Is assuming an “open” upright posture an effective treatment for anxiety and depression? That’s what recent biological research suggests. The result is that manipulating postures provides a potent tool in treating mood disorders without the need for drugs or even talk therapy.

One of the key principles we teach our students is that the most important things in yoga are not complex but simple: learning to stand correctly, enhance balance (on this issue and anxiety disorders, see our further article here),  and understanding the ability of all sides of yoga — systematic stretching, controlled breathing, meditation, and nutrition — to downregulate chronic inflammatory processes, which are known now to lie at the roots of virtually all so-called diseases of  civilization (on that issue, go here.)

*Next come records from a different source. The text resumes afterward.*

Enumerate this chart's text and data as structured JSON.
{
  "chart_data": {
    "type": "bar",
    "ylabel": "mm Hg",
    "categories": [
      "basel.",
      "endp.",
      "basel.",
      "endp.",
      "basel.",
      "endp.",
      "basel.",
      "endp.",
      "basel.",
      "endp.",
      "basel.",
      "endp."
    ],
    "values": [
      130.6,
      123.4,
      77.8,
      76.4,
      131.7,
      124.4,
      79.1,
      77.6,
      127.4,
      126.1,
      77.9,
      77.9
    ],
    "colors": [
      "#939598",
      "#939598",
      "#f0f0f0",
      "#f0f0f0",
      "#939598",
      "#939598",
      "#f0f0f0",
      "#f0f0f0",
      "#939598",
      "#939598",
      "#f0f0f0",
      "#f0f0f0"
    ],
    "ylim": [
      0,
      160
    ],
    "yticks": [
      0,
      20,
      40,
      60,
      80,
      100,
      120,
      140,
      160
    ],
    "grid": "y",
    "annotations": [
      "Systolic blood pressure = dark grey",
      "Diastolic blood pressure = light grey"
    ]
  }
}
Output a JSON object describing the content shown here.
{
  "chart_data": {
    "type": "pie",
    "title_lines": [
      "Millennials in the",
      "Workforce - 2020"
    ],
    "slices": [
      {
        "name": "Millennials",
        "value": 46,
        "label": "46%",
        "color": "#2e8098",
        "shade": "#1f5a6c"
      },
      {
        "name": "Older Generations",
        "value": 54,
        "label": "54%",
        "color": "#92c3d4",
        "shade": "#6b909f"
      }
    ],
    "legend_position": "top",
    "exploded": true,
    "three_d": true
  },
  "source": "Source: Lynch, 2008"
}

Today we still know only the basics about how specific changes in postures affect emotions. At Avalon we have designed experiments that further investigate those issues in relation to the up-regulation and down-regulation of chronic inflammation, which is also tied to emotional issues.

More on this in future articles. But in the meantime, bring the “Alpha Chimp Pose” into your life daily and observe the effects! Gaining control over something as simple as how you stand and walk day-to-day can radically change your life — and that is “yoga” at its best.